Nos compatriotes établis à Sint Maarten font état de plusieurs difficultés, certaines réelles, d’autres résultant de malentendus :

  • Passeports et CNI : depuis la déterritorialisation du passeport de 2005, nos compatriotes peuvent en faire la demande auprès de la collectivité de Saint Martin, contiguë à la partie néerlandaise. C’est ce que le consul général de France à Amsterdam a rappelé lors de la réception qu’il a offerte le 6 décembre dernier à notre communauté. Ainsi n’est-il plus besoin, comme cela a été affirmé, de se rendre à Miami ou à Caracas pour obtenir ces titres de voyage. S’agissant des CNI, dans l’attente de leur déterritorialisation, leur instruction devra encore transiter un temps par le consulat général d’Amsterdam, pour remise par notre consul honoraire. Il convient cependant de relativiser cet inconvénient, la détention d’une CNI ne présentant pas de caractère impérieux pour les résidents de cette zone géographique.

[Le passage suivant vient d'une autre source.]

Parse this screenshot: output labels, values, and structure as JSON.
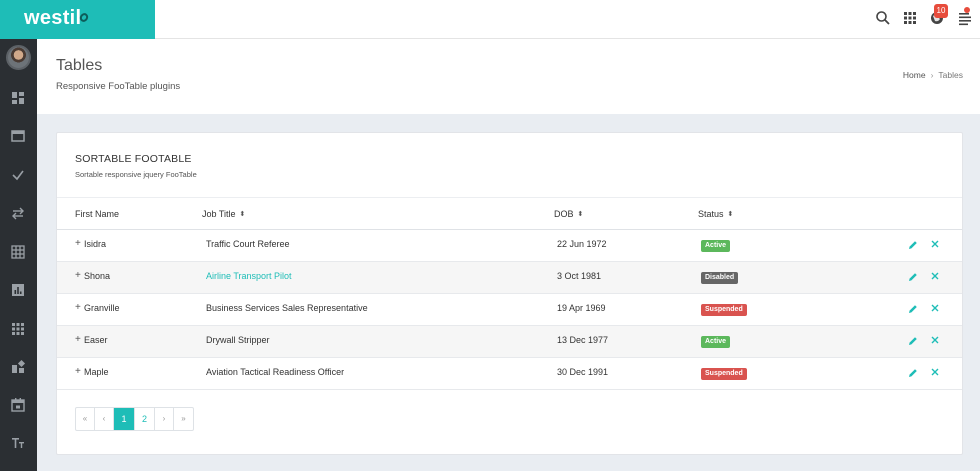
{
  "brand": {
    "name": "westil"
  },
  "header": {
    "notification_count": "10"
  },
  "page": {
    "title": "Tables",
    "subtitle": "Responsive FooTable plugins",
    "breadcrumb": {
      "home": "Home",
      "separator": "›",
      "current": "Tables"
    }
  },
  "card": {
    "title": "SORTABLE FOOTABLE",
    "subtitle": "Sortable responsive jquery FooTable"
  },
  "table": {
    "columns": [
      "First Name",
      "Job Title",
      "DOB",
      "Status"
    ],
    "sort_glyph": "⬍",
    "expander_glyph": "+",
    "rows": [
      {
        "first_name": "Isidra",
        "job_title": "Traffic Court Referee",
        "dob": "22 Jun 1972",
        "status": "Active"
      },
      {
        "first_name": "Shona",
        "job_title": "Airline Transport Pilot",
        "dob": "3 Oct 1981",
        "status": "Disabled"
      },
      {
        "first_name": "Granville",
        "job_title": "Business Services Sales Representative",
        "dob": "19 Apr 1969",
        "status": "Suspended"
      },
      {
        "first_name": "Easer",
        "job_title": "Drywall Stripper",
        "dob": "13 Dec 1977",
        "status": "Active"
      },
      {
        "first_name": "Maple",
        "job_title": "Aviation Tactical Readiness Officer",
        "dob": "30 Dec 1991",
        "status": "Suspended"
      }
    ]
  },
  "pagination": {
    "first": "«",
    "prev": "‹",
    "pages": [
      "1",
      "2"
    ],
    "next": "›",
    "last": "»",
    "current": "1"
  },
  "colors": {
    "accent": "#1ebdb7",
    "sidebar": "#2b2f33",
    "status_active": "#5cb85c",
    "status_disabled": "#666666",
    "status_suspended": "#d9534f"
  },
  "icons": {
    "top": [
      "search-icon",
      "apps-grid-icon",
      "globe-icon",
      "menu-lines-icon"
    ],
    "sidebar": [
      "dashboard-icon",
      "window-icon",
      "check-icon",
      "swap-icon",
      "table-icon",
      "chart-icon",
      "grid-icon",
      "widgets-icon",
      "calendar-icon",
      "text-size-icon"
    ],
    "row_actions": [
      "edit-pencil-icon",
      "delete-x-icon"
    ]
  }
}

  • Certificats de vie et de résidence : suite à un litige successoral, la Direction des Français à l’étranger a décidé de retirer ces deux compétences spéciales à notre consul honoraire. Depuis, nos compatriotes ne peuvent plus obtenir ces pièces, exigées des caisses de retraite et des banques. Pour y remédier, la DFAE envisage de demander à notre consul général à Amsterdam d’adresser deux courriers : l’un à la COM de Saint Martin, la priant de délivrer les certificats de vie (sur comparution personnelle), l’autre au gouvernement de Sint Maarten, le priant à nouveau de délivrer les certificats de résidence, ce à quoi il se refuse jusqu’ici alors que, délivrant déjà des titres de séjour pluriannuels aux résidents étrangers, il devrait pouvoir être en mesure de délivrer également des certificats de résidence à nos compatriotes, comme à tout résident étranger. En cas de refus, l’appui de La Haye serait alors requis, s’agissant d’une exigence normale de la part de tout ressortissant étranger tenu de justifier de sa résidence.
  • L’état-civil, limité pour l’essentiel aux transcriptions d’actes dressés à Philipsburg (Sint Maarten), Willemstad (Curaçao), Oranjestad (Aruba, Saint-Eustache) Kralendijk (Bonaire) et The Bottom (Saba), peut sans difficulté continuer à être traité par le consulat général de France à Amsterdam, via nos agences consulaires à Sint Maarten, Willemstad et Oranjestad. Et ce d’autant plus que des fraudes documentaires, ayant échappé à nos agences, sont parfois détectées par les services du consulat général, plus habitués à manier et à déchiffrer certains actes d’état-civil antillais.
  • Transport de corps : compte tenu de l’article R2213-23 du Code général des collectivités locales, des incertitudes sur l’applicabilité de l’Accord de Strasbourg du 26 octobre 1973 à la nouvelle entité de Sint Maarten et dans le souci de ne pas faire obstacle aux inhumations à Saint-Martin de compatriotes décédés sur la partie néerlandaise de l’île, le consulat général de France à Amsterdam est prêt à continuer, en dépit des risques qu’implique le maniement, à près de 7.000 km de distance, de documents scannés, de délivrer des autorisations de transport de corps de Sint Maarten vers Saint-Martin. Il est bien clair cependant que celles-ci n’emportent pas autorisation d’inhumer et ne sauraient se confondre avec elle, cette dernière relevant exclusivement du président du conseil territorial de la collectivité de Saint-Martin.
  • Elections : en l’état actuel du maillage des bureaux de vote consulaires, les Français de Sint Maarten (514), Curaçao (28), Aruba (21) et Bonaire (13) ne peuvent voter à l’urne. Ils peuvent néanmoins exercer leur droit de vote par procuration, par correspondance ou par internet. Il convient de relever que ces deux dernières modalités, offertes pour les dernières élections législatives, n’ont pas été largement utilisées./.